L’Italia terrà le elezioni in autunno. Perché questa crisi? Le cause più remote sono legate alla presenza di una maggioranza di forze politiche populiste, a causa del declino economico e dell’aumento delle disuguaglianze che dura da più di 20 anni. Le cause più vicine, invece, sono legate all’opportunità percepita dalla coalizione di centrodestra (tra cui Meloni) di vincere agevolmente alle elezioni anticipate, contro una coalizione di centrosinistra (PD+M5E e altre formazioni) dilaniata dalla crisi.

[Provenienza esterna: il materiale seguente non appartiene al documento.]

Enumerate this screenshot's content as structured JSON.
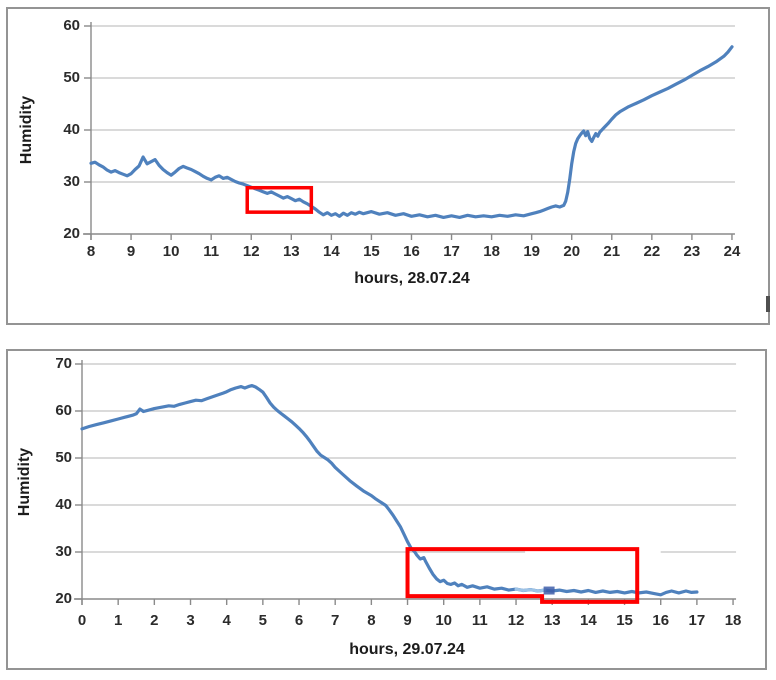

Il Pd, infatti, ha sostenuto con forza il governo Draghi e gli ha dato la sua fiducia. Il Movimento 5 Stelle, invece, si è reso conto che, presentandosi come parte del governo di unità nazionale, a marzo si troverebbe ad affrontare una certa debacle elettorale. Non è chiaro se questa sconfitta non avverrà comunque, ma chissà se, tornando allo stile di protesta, il Movimento 5 Stelle riuscirà a recuperare qualche appoggio.
Dal punto di vista dei singoli attori politici, quindi, tutto ciò che sta accadendo è comprensibile. Tuttavia, dal punto di vista collettivo, queste “razionalità individuali” producono effetti indesiderati. Si riapre un’era in cui l’interesse partigiano prevarrà sulla responsabilità nazionale. Resta da dimostrare se da ciò derivi un bene per l’Italia. I partiti populisti hanno ripreso il loro lavoro. È nella loro natura. Come nella favola di Esopo, dove lo scorpione punge la rana che lo aiuta ad attraversare il fiume, condannandosi ad annegare.